Momentum indicators suggest a slight bullish bias. The Relative Strength Index (RSI) has climbed to 56, showing improving momentum but still below overbought territory. The MACD is inching higher in positive territory, with a mild bullish crossover hinting at strengthening upside pressure.
On the upside, a decisive close above 99.05 would pave the way for a test of the 100.15 resistance zone. On the downside, a failure to hold 98.15 would expose the 97.75 floor, with a break lower opening the path toward 97.10.
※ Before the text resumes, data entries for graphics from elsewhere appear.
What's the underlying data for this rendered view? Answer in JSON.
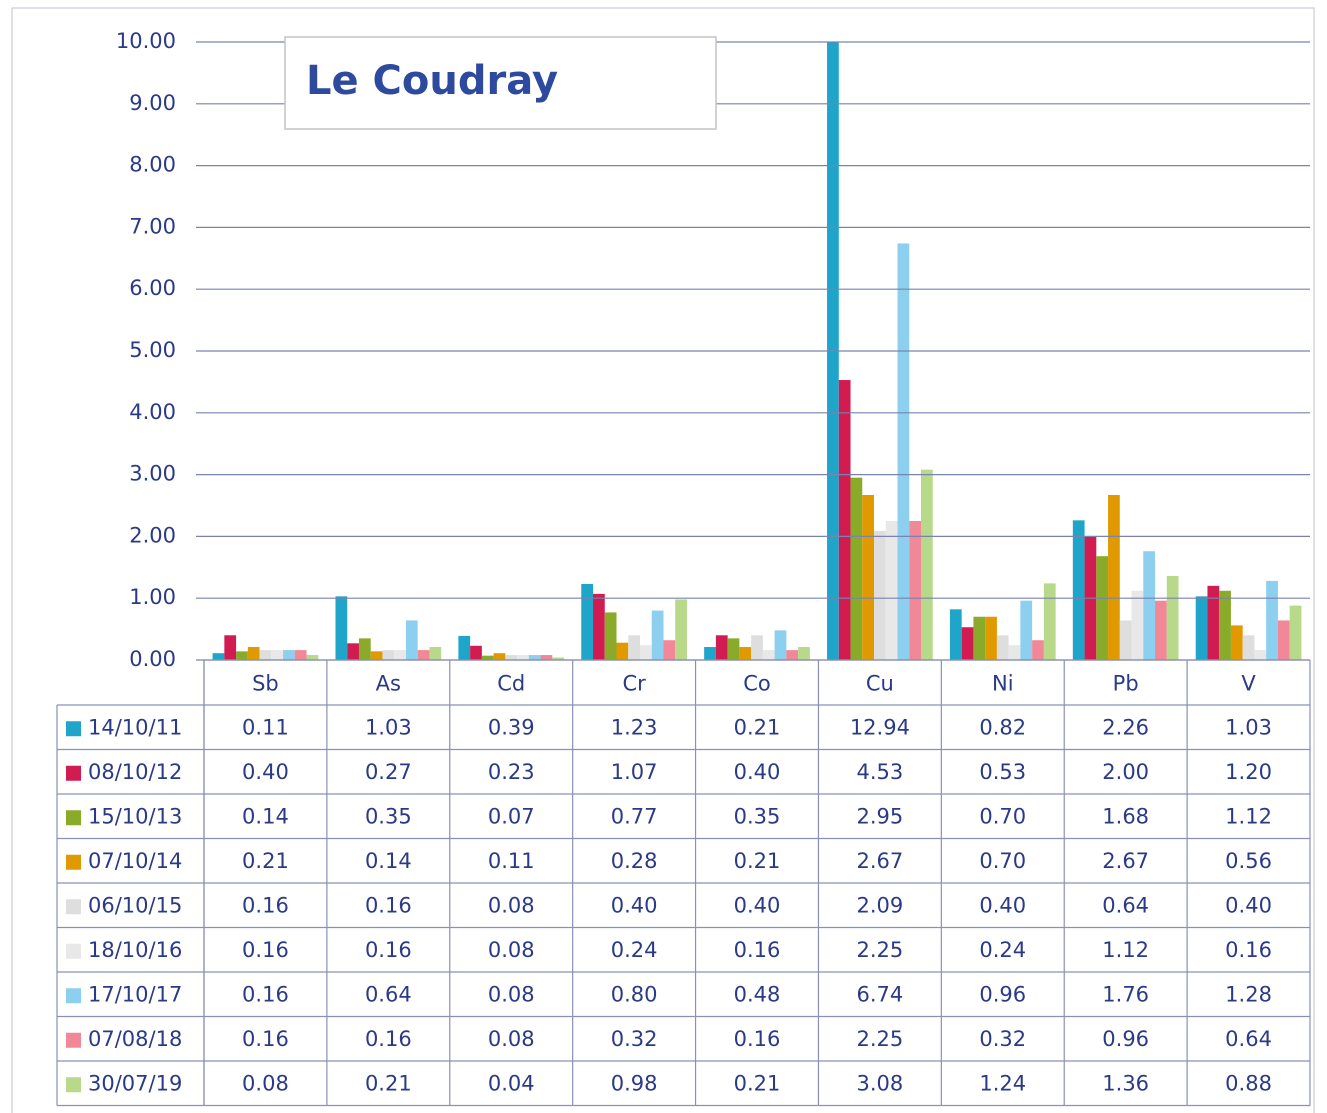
{
  "chart_data": {
    "type": "bar",
    "title": "Le Coudray",
    "categories": [
      "Sb",
      "As",
      "Cd",
      "Cr",
      "Co",
      "Cu",
      "Ni",
      "Pb",
      "V"
    ],
    "ylim": [
      0,
      10
    ],
    "yticks": [
      {
        "value": 0,
        "label": "0.00"
      },
      {
        "value": 1,
        "label": "1.00"
      },
      {
        "value": 2,
        "label": "2.00"
      },
      {
        "value": 3,
        "label": "3.00"
      },
      {
        "value": 4,
        "label": "4.00"
      },
      {
        "value": 5,
        "label": "5.00"
      },
      {
        "value": 6,
        "label": "6.00"
      },
      {
        "value": 7,
        "label": "7.00"
      },
      {
        "value": 8,
        "label": "8.00"
      },
      {
        "value": 9,
        "label": "9.00"
      },
      {
        "value": 10,
        "label": "10.00"
      }
    ],
    "grid": true,
    "series": [
      {
        "name": "14/10/11",
        "color": "#1fa5c9",
        "values": [
          0.11,
          1.03,
          0.39,
          1.23,
          0.21,
          12.94,
          0.82,
          2.26,
          1.03
        ],
        "value_labels": [
          "0.11",
          "1.03",
          "0.39",
          "1.23",
          "0.21",
          "12.94",
          "0.82",
          "2.26",
          "1.03"
        ]
      },
      {
        "name": "08/10/12",
        "color": "#d01c50",
        "values": [
          0.4,
          0.27,
          0.23,
          1.07,
          0.4,
          4.53,
          0.53,
          2,
          1.2
        ],
        "value_labels": [
          "0.40",
          "0.27",
          "0.23",
          "1.07",
          "0.40",
          "4.53",
          "0.53",
          "2.00",
          "1.20"
        ]
      },
      {
        "name": "15/10/13",
        "color": "#8aab2a",
        "values": [
          0.14,
          0.35,
          0.07,
          0.77,
          0.35,
          2.95,
          0.7,
          1.68,
          1.12
        ],
        "value_labels": [
          "0.14",
          "0.35",
          "0.07",
          "0.77",
          "0.35",
          "2.95",
          "0.70",
          "1.68",
          "1.12"
        ]
      },
      {
        "name": "07/10/14",
        "color": "#e09a00",
        "values": [
          0.21,
          0.14,
          0.11,
          0.28,
          0.21,
          2.67,
          0.7,
          2.67,
          0.56
        ],
        "value_labels": [
          "0.21",
          "0.14",
          "0.11",
          "0.28",
          "0.21",
          "2.67",
          "0.70",
          "2.67",
          "0.56"
        ]
      },
      {
        "name": "06/10/15",
        "color": "#dedede",
        "values": [
          0.16,
          0.16,
          0.08,
          0.4,
          0.4,
          2.09,
          0.4,
          0.64,
          0.4
        ],
        "value_labels": [
          "0.16",
          "0.16",
          "0.08",
          "0.40",
          "0.40",
          "2.09",
          "0.40",
          "0.64",
          "0.40"
        ]
      },
      {
        "name": "18/10/16",
        "color": "#e8e8e8",
        "values": [
          0.16,
          0.16,
          0.08,
          0.24,
          0.16,
          2.25,
          0.24,
          1.12,
          0.16
        ],
        "value_labels": [
          "0.16",
          "0.16",
          "0.08",
          "0.24",
          "0.16",
          "2.25",
          "0.24",
          "1.12",
          "0.16"
        ]
      },
      {
        "name": "17/10/17",
        "color": "#8ccfee",
        "values": [
          0.16,
          0.64,
          0.08,
          0.8,
          0.48,
          6.74,
          0.96,
          1.76,
          1.28
        ],
        "value_labels": [
          "0.16",
          "0.64",
          "0.08",
          "0.80",
          "0.48",
          "6.74",
          "0.96",
          "1.76",
          "1.28"
        ]
      },
      {
        "name": "07/08/18",
        "color": "#f08898",
        "values": [
          0.16,
          0.16,
          0.08,
          0.32,
          0.16,
          2.25,
          0.32,
          0.96,
          0.64
        ],
        "value_labels": [
          "0.16",
          "0.16",
          "0.08",
          "0.32",
          "0.16",
          "2.25",
          "0.32",
          "0.96",
          "0.64"
        ]
      },
      {
        "name": "30/07/19",
        "color": "#b8d88a",
        "values": [
          0.08,
          0.21,
          0.04,
          0.98,
          0.21,
          3.08,
          1.24,
          1.36,
          0.88
        ],
        "value_labels": [
          "0.08",
          "0.21",
          "0.04",
          "0.98",
          "0.21",
          "3.08",
          "1.24",
          "1.36",
          "0.88"
        ]
      }
    ]
  }
}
Resistance levels: 99.05, 100.15
Support levels: 98.30, 97.75
Gold (XAU/USD) is trading near $3,378 after rebounding from the $3,352 support zone, keeping price above both the 20- and 50-period moving averages. The recovery faces resistance at $3,400, followed by the next upside barrier at $3,435, while immediate support rests at $3,350.
Momentum indicators maintain a constructive bias. The Relative Strength Index (RSI) is holding near 64, signaling firm bullish momentum while edging closer to overbought territory. The MACD remains in positive territory with a widening bullish spread, reinforcing the upside outlook.
On the upside, a sustained break above $3,400 would open the door for a retest of $3,435, with scope for extensions if momentum persists. On the downside, a close below $3,350 would weaken the bullish setup and expose $3,320, with deeper losses possible toward $3,280 if selling pressure accelerates.